<News Analysis> Key customer’s turnaround likely to be overshadowed by impact from arbitration
- Expect weak 1H23 yoy for AEM; 2H23 revenue recovery intact but sequential improvement in earnings may not play out due to arbitration
- Key customer’s return to profitability and expectations of 2H23 recovery could be positive for AEM
- Industry headed for U-shaped recovery, evidenced by trend in semiconductor shipments
- We currently have a HOLD call with TP S$3.35
Expect weak 1H23 yoy for AEM; 2H23 revenue recovery intact but sequential improvement in earnings may not play out due to arbitration. Not much details have been disclosed about arbitration but the first payment of US$9m is expected to be made in 3Q23 and second payment of US$11m in 3Q24, which accounts for c.14-15% of our forecasts for both years. The payments will be funded by internal resources and there would be no additional payments paid to the complainants (Advantest). Stock has rallied 14% and deviated from our target price since we upgraded to HOLD. We expect a near-term knee jerk reaction on share price as negatives from arbitration might overshadow 2H23 earnings recovery.
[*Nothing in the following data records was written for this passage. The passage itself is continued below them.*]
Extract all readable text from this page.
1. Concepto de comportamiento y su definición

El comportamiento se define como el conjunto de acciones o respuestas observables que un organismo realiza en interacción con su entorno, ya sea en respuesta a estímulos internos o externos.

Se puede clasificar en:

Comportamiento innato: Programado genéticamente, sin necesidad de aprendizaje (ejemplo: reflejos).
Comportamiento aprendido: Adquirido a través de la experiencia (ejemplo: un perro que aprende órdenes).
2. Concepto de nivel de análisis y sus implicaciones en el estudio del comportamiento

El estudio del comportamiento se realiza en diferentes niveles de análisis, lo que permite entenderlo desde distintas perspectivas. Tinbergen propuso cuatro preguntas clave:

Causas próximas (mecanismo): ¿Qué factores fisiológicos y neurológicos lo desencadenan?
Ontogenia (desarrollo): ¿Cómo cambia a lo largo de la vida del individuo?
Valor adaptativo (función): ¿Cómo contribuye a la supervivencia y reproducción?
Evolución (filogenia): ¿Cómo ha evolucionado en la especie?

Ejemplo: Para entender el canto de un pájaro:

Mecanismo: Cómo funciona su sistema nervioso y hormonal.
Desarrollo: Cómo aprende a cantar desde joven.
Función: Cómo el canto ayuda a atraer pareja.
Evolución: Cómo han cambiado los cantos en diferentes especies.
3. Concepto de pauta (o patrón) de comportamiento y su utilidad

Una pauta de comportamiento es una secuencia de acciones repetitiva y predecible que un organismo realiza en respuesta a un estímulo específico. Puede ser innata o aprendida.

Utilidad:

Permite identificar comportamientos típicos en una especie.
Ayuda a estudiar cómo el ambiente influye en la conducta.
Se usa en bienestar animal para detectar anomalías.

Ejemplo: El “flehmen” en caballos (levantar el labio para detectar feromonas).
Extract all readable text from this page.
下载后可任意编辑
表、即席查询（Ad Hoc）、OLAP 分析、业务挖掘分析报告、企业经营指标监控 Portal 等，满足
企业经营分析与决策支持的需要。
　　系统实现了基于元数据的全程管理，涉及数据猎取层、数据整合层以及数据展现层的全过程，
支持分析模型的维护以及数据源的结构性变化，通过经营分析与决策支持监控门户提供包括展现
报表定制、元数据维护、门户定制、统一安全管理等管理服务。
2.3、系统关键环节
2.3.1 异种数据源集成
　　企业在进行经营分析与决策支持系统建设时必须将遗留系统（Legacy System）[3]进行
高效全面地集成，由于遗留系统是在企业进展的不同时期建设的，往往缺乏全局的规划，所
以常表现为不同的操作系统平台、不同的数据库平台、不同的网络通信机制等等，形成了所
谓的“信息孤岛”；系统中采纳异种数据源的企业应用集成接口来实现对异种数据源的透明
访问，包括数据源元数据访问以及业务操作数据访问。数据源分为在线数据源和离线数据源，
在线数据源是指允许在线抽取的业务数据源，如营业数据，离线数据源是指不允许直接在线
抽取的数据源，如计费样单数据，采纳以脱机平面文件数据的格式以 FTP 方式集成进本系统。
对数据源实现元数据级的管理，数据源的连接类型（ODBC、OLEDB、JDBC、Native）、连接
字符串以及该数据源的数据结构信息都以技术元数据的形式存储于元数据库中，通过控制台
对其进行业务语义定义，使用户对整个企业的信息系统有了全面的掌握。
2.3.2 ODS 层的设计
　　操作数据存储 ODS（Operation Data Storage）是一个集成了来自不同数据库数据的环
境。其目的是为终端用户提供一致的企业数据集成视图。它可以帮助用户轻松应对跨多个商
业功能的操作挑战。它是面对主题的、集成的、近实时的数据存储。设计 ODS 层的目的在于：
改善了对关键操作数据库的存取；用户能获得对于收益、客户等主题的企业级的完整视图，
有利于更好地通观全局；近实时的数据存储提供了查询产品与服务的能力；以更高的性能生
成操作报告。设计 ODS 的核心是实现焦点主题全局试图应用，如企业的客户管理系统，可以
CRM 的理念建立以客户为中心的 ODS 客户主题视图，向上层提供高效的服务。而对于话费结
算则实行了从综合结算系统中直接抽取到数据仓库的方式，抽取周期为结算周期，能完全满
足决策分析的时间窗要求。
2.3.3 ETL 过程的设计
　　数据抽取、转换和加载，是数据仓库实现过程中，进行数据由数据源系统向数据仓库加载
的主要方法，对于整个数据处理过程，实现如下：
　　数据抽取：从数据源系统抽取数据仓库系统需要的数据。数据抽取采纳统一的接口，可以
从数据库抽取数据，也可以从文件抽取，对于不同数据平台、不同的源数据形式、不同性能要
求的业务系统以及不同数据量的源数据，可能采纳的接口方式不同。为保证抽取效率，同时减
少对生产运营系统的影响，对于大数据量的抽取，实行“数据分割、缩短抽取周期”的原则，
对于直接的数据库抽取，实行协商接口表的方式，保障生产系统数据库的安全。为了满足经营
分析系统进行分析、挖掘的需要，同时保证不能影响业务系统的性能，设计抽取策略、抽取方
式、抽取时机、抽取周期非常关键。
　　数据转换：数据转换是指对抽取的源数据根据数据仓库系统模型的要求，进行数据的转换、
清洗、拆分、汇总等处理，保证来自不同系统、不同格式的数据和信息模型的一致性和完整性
Key customers’ return to profitability and expectations of 2H23 recovery could be positive for AEM. Intel’s 2Q23 revenue came in at $12.9b (-15% yoy) which exceeded the streets’ estimates of $12.1b and was $0.9b above April’s outlook. Non-GAAP EPS was down 54% yoy at $0.13 but surpassed analyst expectations of a loss of $0.04 per share and was $0.17 above April’s outlook. Intel is expecting a modest 2H23 recovery. 3Q23 revenue and EPS guidance is at $12.9-13.9b and $0.20, which is better than the market’s expectation of $13.2b and EPS of $0.16. We see two possible scenarios for AEM. (i) The return to profitability frees up more cash for its heavy capital spending which is likely to flow through to AEM. (ii) On the flipside, the return to profitability can also be attributed to operational efficiencies which is likely to see $3b in cost savings in 2023 and $8-10b exiting 2025. In this regard, there is a risk that the Internal Foundry Model that Intel has adopted could create some uncertainty for AEM as test costs are now reflected directly on the P&L of the various business units. Nonetheless, we still see resilient demand for test as Intel executes on its 5 nodes in 4 years strategy, noting that test times are generally elongated during node migration.
Industry headed for U-shaped recovery, evidenced by trend in semiconductor shipments. The trend in semiconductor shipments shows the industry moving towards the right side of the U-shaped recovery. Semiconductor shipment growth has turned more positive in May, recording m-o-m growth of 2% compared to 0.3% the previous month. Semiconductor shipments in May are still down 21.1% yoy however it recorded a slight improvement from –21.6% yoy in April. Overall, easing of inventories are expected to support the upturn in semiconductor shipments and drive recovery in 2H23.
Source: CEIC, SIA, DBS Bank
We currently have a HOLD call with TP S$3.35, more updates to come (if any) after the analyst briefing today.